不安をそのまま放置しておくのは、カレンを見た後では無理だ。
「二つ目の報酬は、記憶や感情をいじって誘導するのを止めることだ! それをやめないって言うなら、俺は変化とやらを受け入れない!」
二人はすぐさま首を横に振る。
「それは無理だな」
「予定通り進められなくなる」
二人の返答は予想通りだった。
「お前達の目的は予定通りに物語を進める事……そうだよな?」
頷いた二人を見て、俺は畳み掛けるように言う。
「俺が予定通りに物語を進めてやるよ。俺はこの物語の過程も結末も知り尽くしている。

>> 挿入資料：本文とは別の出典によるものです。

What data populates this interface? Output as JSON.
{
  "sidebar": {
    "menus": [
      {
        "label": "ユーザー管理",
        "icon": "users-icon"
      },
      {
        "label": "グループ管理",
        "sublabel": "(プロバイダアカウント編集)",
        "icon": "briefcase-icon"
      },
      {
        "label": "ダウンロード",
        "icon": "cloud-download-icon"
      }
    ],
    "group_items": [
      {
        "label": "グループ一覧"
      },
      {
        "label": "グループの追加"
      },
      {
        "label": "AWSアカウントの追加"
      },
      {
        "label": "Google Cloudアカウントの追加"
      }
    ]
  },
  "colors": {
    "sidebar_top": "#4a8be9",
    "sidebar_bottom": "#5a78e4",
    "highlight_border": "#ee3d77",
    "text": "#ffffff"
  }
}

記憶や感情をいじるなんて気味が悪い事をしなくても、やってやれるさ」
強気な態度でそう言い切った俺だが、代わりの人間まですぐに作ってしまう相手が、俺に有用性を見出すのか不安だった。
それでも俺は太々しい態度で二人を睨む。
そんな俺を見た二人は、再び顔を見合わせた。
「どうする?」
「好都合ではある」
「予定より力を使っているからか?」
「そうだ」
二人にも事情があるのか、思っていたよりも感触が良い。
「その願いを叶えよう」
「お前が我々の意を汲み続ける限りは」
虚な目が元に戻る。
交渉は成立したという事だろう。
「騎士団長に合わせてくれ、すぐに行こう」
「……へ? は、はい」
奴らが言う変化とは、俺にカイルの役割を果たせという事だろう。
成長の為に時間と実戦が必要な俺には好都合だ。
自由に迷宮に潜れれば、今まで以上に効率良く強くなることもできる。
(奴らの予想より早く3rdジョブを手に入れて――)
味方のフリをして近づき殺してやる。
あんな不気味な存在に従うのは癪だが、その時までは奴らの掌で踊ってやろう。